Carnet de paysans - Morvan

Allez, encore un petit passage du carnet de paysans:

Michel était éleveur de vaches allaitantes. Il a pris sa retraite depuis peu.
Vaches allaitantes ? Qu’est-ce que c’est ?
« Eh bien, ce sont des vaches que l’on élève pour revendre leurs petits et non pas leur lait. La spécialité du Morvan, c’est le broutard : un veau envoyé au bout de six mois dans d’autres pays qui l’engraisseront. Sa viande rouge est particulièrement appréciée des Italiens, des Espagnols et des Allemands. Mais pas tellement des Français.»
Morvan
 Je tombe des nues. Je bois le lait des vaches. Je mange la viande de bœuf. Mais je n’avais jamais songé qu’il puisse y avoir différentes formes d’élevage selon l’usage auquel on les destine.
« Moi, dit Michel j’ai gardé trois génisses et mon vieux taureau que j’aimais bien. Y sont là-bas, dans la stabulation. »
Stabulation ? D’où sort ce mot barbare ? La stabulation, c’est le hangar moderne où l’on parque les vaches. Le mot est tiré du latin stabule : étable. Alors, c’est étable qui serait barbare ? Et si on appelait stabulation la bonne vieille étable où se trouvaient l’âne et le bœuf. Si on disait que Jésus est né dans une stabulation!
Une stabulation, c’est pratique. On entrave les vaches dans les cornadis, au moment de les nourrir, toutes alignées en rang d’oignons. On déroule devant elles un rouleau de foin. On les laisse ensuite en liberté dans le hangar où elles allaitent leurs veaux et mangent à leur convenance. En dix minutes, une personne enlève le fumier avec le tracteur, là où il fallait des heures à plusieurs.
Une stabulation, c’est moche. Et ces grands bâtiments en tôle disgracieuse envahissent désormais les campagnes.


Stabulation

Michel dit que tout a changé en quarante ans. Le nombre de paysans a fondu. Par contre, le rendement a quadruplé. Avant, à Anost, chaque maison avait son bétail, un petit lopin de terre, cultivé sans désherbant, ni phytosanitaires, ni pesticides. On épandait de la chaux et du fumier. Les paysans faisaient leurs propres semences et les amélioraient eux-mêmes. Maintenant, ils n’ont plus le droit de les semer ou ils ne peuvent plus parce que ce sont des hybrides. « Fut un temps où l’on croyait que grâce aux engrais et aux progrès techniques, on pourrait faire pousser la même chose et avoir les mêmes rendements sur des sols qui ne se valaient pas. Mais si on voulait revenir en arrière, plus rien ne pousserait car la terre s’est modifiée. Il n’y aurait plus de rendement et on risquerait la famine. »

 25 février
Alors, comment ça se passe, l’élevage de vaches allaitantes ? Didier m’emmène chez Philippe qui possède trois stabulations, accueillant chacune une vingtaine de vaches.
 Près des stabulations, on entend des cliquetis de métal, des chocs de ferraille creuse. Les vaches glissent la tête entre les tubulures des cornadis, en attente de leur ration. Finie la vieille étable. Dans l’agriculture moderne, rationnel rime avec alignement.

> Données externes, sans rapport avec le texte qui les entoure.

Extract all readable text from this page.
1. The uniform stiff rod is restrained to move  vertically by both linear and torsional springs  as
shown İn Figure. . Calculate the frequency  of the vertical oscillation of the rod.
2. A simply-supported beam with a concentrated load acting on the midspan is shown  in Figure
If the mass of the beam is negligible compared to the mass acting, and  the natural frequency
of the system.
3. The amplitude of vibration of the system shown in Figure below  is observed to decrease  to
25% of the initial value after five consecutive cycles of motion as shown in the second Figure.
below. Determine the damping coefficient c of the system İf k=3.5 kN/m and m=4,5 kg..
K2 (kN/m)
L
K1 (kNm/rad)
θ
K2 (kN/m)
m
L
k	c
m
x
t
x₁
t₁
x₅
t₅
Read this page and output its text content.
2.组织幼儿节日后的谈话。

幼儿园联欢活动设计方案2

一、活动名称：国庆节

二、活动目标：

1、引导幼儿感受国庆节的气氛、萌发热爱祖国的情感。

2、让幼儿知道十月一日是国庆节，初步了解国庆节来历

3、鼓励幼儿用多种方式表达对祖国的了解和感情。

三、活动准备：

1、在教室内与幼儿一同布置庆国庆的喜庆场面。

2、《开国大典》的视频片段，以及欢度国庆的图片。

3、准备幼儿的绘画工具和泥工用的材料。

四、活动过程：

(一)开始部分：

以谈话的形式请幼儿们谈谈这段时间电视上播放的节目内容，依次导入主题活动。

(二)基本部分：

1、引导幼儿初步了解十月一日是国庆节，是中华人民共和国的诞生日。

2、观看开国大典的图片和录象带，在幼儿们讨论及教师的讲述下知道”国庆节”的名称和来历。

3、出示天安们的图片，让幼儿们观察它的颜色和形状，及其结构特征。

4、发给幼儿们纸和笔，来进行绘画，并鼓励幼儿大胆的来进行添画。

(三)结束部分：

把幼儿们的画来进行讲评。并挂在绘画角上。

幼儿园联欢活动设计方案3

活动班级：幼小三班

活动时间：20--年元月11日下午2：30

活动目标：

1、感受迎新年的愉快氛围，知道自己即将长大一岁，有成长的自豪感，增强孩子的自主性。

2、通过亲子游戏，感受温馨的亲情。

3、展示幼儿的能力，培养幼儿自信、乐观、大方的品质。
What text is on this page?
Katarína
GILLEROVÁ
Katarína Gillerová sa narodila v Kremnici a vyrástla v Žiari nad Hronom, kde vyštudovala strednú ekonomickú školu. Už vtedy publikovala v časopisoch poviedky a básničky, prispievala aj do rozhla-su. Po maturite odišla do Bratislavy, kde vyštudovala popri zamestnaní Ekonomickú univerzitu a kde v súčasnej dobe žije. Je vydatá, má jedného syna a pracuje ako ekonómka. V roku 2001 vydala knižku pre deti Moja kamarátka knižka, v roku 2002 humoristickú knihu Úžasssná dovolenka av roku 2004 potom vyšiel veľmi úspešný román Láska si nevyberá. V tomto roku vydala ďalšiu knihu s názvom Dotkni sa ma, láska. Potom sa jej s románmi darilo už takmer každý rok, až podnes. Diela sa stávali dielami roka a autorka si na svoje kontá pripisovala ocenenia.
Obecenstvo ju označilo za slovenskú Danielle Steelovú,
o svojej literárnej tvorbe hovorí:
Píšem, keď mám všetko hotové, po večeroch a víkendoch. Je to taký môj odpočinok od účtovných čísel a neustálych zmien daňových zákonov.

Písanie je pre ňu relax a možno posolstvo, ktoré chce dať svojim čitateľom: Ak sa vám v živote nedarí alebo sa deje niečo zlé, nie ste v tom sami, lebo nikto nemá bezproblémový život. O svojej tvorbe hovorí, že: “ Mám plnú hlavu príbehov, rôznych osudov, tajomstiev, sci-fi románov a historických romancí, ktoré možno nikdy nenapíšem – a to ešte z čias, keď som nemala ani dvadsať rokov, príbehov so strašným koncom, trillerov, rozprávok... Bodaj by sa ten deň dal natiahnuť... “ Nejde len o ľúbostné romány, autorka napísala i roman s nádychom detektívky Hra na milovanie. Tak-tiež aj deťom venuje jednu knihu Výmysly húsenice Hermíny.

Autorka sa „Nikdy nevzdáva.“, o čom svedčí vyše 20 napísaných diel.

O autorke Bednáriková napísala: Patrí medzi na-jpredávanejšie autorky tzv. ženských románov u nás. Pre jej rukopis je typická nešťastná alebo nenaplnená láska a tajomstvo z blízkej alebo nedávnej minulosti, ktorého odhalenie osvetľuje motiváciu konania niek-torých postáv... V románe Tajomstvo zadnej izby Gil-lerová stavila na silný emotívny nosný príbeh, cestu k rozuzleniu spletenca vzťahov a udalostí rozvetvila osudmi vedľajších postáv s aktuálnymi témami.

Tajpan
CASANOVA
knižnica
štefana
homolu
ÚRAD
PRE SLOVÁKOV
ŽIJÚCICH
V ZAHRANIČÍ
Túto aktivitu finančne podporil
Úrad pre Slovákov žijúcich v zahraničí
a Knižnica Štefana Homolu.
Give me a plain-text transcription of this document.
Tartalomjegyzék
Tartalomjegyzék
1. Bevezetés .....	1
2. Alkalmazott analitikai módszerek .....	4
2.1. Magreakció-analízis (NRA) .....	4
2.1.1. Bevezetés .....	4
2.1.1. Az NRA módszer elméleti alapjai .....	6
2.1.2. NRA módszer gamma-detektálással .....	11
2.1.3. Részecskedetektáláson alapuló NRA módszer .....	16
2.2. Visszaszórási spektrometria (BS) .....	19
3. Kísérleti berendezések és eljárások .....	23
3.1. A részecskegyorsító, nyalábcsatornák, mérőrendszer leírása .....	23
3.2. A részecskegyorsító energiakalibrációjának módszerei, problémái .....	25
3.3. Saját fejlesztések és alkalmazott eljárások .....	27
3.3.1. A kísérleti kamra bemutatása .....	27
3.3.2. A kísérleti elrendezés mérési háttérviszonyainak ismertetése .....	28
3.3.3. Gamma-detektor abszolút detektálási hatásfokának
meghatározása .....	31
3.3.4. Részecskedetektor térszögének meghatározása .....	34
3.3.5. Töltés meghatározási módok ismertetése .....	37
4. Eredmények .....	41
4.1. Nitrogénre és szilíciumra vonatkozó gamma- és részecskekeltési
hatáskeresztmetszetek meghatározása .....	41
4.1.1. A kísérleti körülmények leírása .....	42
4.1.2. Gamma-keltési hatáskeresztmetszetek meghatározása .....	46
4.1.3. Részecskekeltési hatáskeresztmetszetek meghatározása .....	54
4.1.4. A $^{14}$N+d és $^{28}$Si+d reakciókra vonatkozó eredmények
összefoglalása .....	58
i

En hiver, le matin, Philippe fait rouler un ballot de foin humide devant les bêtes  pour les nourrir, le soir un ballot de foin sec, et sur le coup de quatre heures, il leur donne des granules de betterave.  Elles adorent. Je n’en reviens pas. Au bruit de la pelle dans le sac de granules, elles se sont mises à mugir d’énervement. Accros au  sucre, est-ce bien normal ? Didier m’affirme que l’on donnait déjà de la pulpe de betterave aux bêtes dans sa contrée natale du Nord.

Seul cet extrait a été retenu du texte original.